San Lorenzo y los tesoros de la Iglesia

HISTORIAS QUE INSPIRAN

 

La tradición cuenta que, durante una persecución en Roma, las autoridades exigieron a San Lorenzo entregar los tesoros de la Iglesia.

Lorenzo era diácono. Entre sus tareas estaba ayudar a cuidar los bienes de la comunidad, pero también atender a los pobres, a los enfermos, a las viudas y a quienes no tenían quién viera por ellos.

Cuando le pidieron los tesoros, pidió un poco de tiempo para reunirlos.

Quienes lo escucharon seguramente pensaron en objetos de valor: monedas, cálices, oro, plata, bienes escondidos. Eso era lo que el poder esperaba encontrar. Algo que pudiera contarse, pesarse y confiscarse.

Pero Lorenzo reunió a los pobres, a los enfermos, a los olvidados y a los necesitados.

Luego los presentó ante las autoridades y dijo: “Estos son los tesoros de la Iglesia.”

La frase podía parecer una provocación, pero no era solo eso. Era una manera distinta de mirar el valor de las cosas.

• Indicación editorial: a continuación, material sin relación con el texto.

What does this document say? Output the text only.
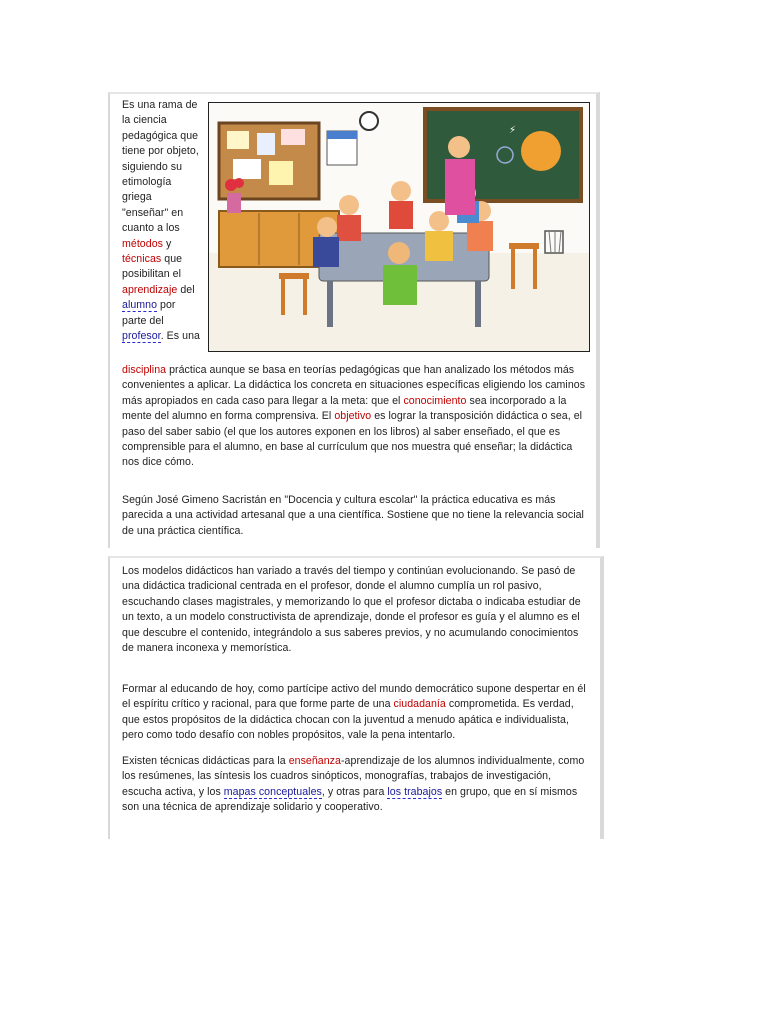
Es una rama de la ciencia pedagógica que tiene por objeto, siguiendo su etimología griega "enseñar" en cuanto a los métodos y técnicas que posibilitan el aprendizaje del alumno por parte del profesor. Es una
⚡
disciplina práctica aunque se basa en teorías pedagógicas que han analizado los métodos más convenientes a aplicar. La didáctica los concreta en situaciones específicas eligiendo los caminos más apropiados en cada caso para llegar a la meta: que el conocimiento sea incorporado a la mente del alumno en forma comprensiva. El objetivo es lograr la transposición didáctica o sea, el paso del saber sabio (el que los autores exponen en los libros) al saber enseñado, el que es comprensible para el alumno, en base al currículum que nos muestra qué enseñar; la didáctica nos dice cómo.

Según José Gimeno Sacristán en "Docencia y cultura escolar" la práctica educativa es más parecida a una actividad artesanal que a una científica. Sostiene que no tiene la relevancia social de una práctica científica.

Los modelos didácticos han variado a través del tiempo y continúan evolucionando. Se pasó de una didáctica tradicional centrada en el profesor, donde el alumno cumplía un rol pasivo, escuchando clases magistrales, y memorizando lo que el profesor dictaba o indicaba estudiar de un texto, a un modelo constructivista de aprendizaje, donde el profesor es guía y el alumno es el que descubre el contenido, integrándolo a sus saberes previos, y no acumulando conocimientos de manera inconexa y memorística.

Formar al educando de hoy, como partícipe activo del mundo democrático supone despertar en él el espíritu crítico y racional, para que forme parte de una ciudadanía comprometida. Es verdad, que estos propósitos de la didáctica chocan con la juventud a menudo apática e individualista, pero como todo desafío con nobles propósitos, vale la pena intentarlo.
Existen técnicas didácticas para la enseñanza-aprendizaje de los alumnos individualmente, como los resúmenes, las síntesis los cuadros sinópticos, monografías, trabajos de investigación, escucha activa, y los mapas conceptuales, y otras para los trabajos en grupo, que en sí mismos son una técnica de aprendizaje solidario y cooperativo.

Para el Imperio, el tesoro estaba en lo que daba poder. Para Lorenzo, estaba en las personas que casi nadie quería mirar.

Una persona revela mucho de sí misma por aquello que llama “tesoro”.

Si nuestro tesoro es el dinero, terminaremos usando personas para protegerlo.
Si nuestro tesoro es la imagen, sacrificaremos la verdad para no quedar mal.
Si nuestro tesoro es el poder, veremos al débil como estorbo.
Si nuestro tesoro es la comodidad, evitaremos cualquier amor que nos exija demasiado.

Por eso la historia de San Lorenzo no habla solo de pobreza o caridad. Habla de lo que consideramos verdaderamente importante.

Porque al final la vida siempre termina revelando nuestras prioridades. Podemos decir que lo más importante son las personas, la fe, el amor, la familia o el bien que hacemos; pero basta mirar qué protegemos con más fuerza, qué defendemos con más miedo y qué nos cuesta más soltar.

Ahí aparece nuestro verdadero tesoro.

San Lorenzo no señaló lo más brillante, sino lo más importante. Y quizá esa sea una buena forma de examinarnos: preguntarnos si estamos viviendo para cuidar lo que realmente vale, o si estamos gastando la vida protegiendo cosas que un día no podremos llevarnos.